Introduction
Multiple myeloma (MM) is a B-cell malignancy occurring due to monoclonal expansion of plasma cells. It accounts for 10% of all hematopoietic malignancies. The classic triad in the diagnosis of MM is detection of serum or urine monoclonal or M protein, greater than 10% plasmacytosis on bone marrow examination and the presence of lytic bone lesions on radiological evaluation [1]. In rare instances, the plasma cell neoplasm may arise within the soft tissues, termed as extramedullary plasmacytomas (EMP) [2]. The EMP can occur as a de novo disease (primary or true EMP) or as a manifestation of MM (secondary EMP). .Although, over 80% of these EMP occurs in the head and neck region, but the involvement of the thyroid cartilage is a rare phenomenon. Only few cases have been reported in the English literature so far [3–6].

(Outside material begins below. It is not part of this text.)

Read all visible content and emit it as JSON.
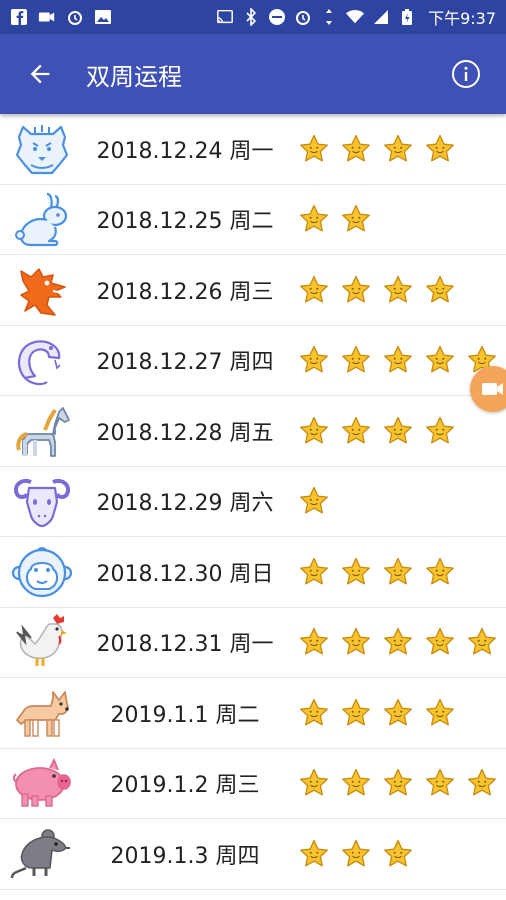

We report a 63- year- old patient with multiple myeloma, who developed plasmacytoma involving the thyroid cartilage 4 years after treatment with chemotherapy and autologous stem cell transplantation (ASCT).
Case Report
A 63-year-old man presented with complaints of increasing hoarseness of voice of 18 days duration, pain in the neck and difficulty in deglutition & breathing of 8 days duration. He had been diagnosed to be a case of multiple myeloma with plasmacytoma of the manubrium sterni and had been treated with VAD (vincristine, Adriamycin and dexamethasone) chemotherapy followed by ASCT with partial response.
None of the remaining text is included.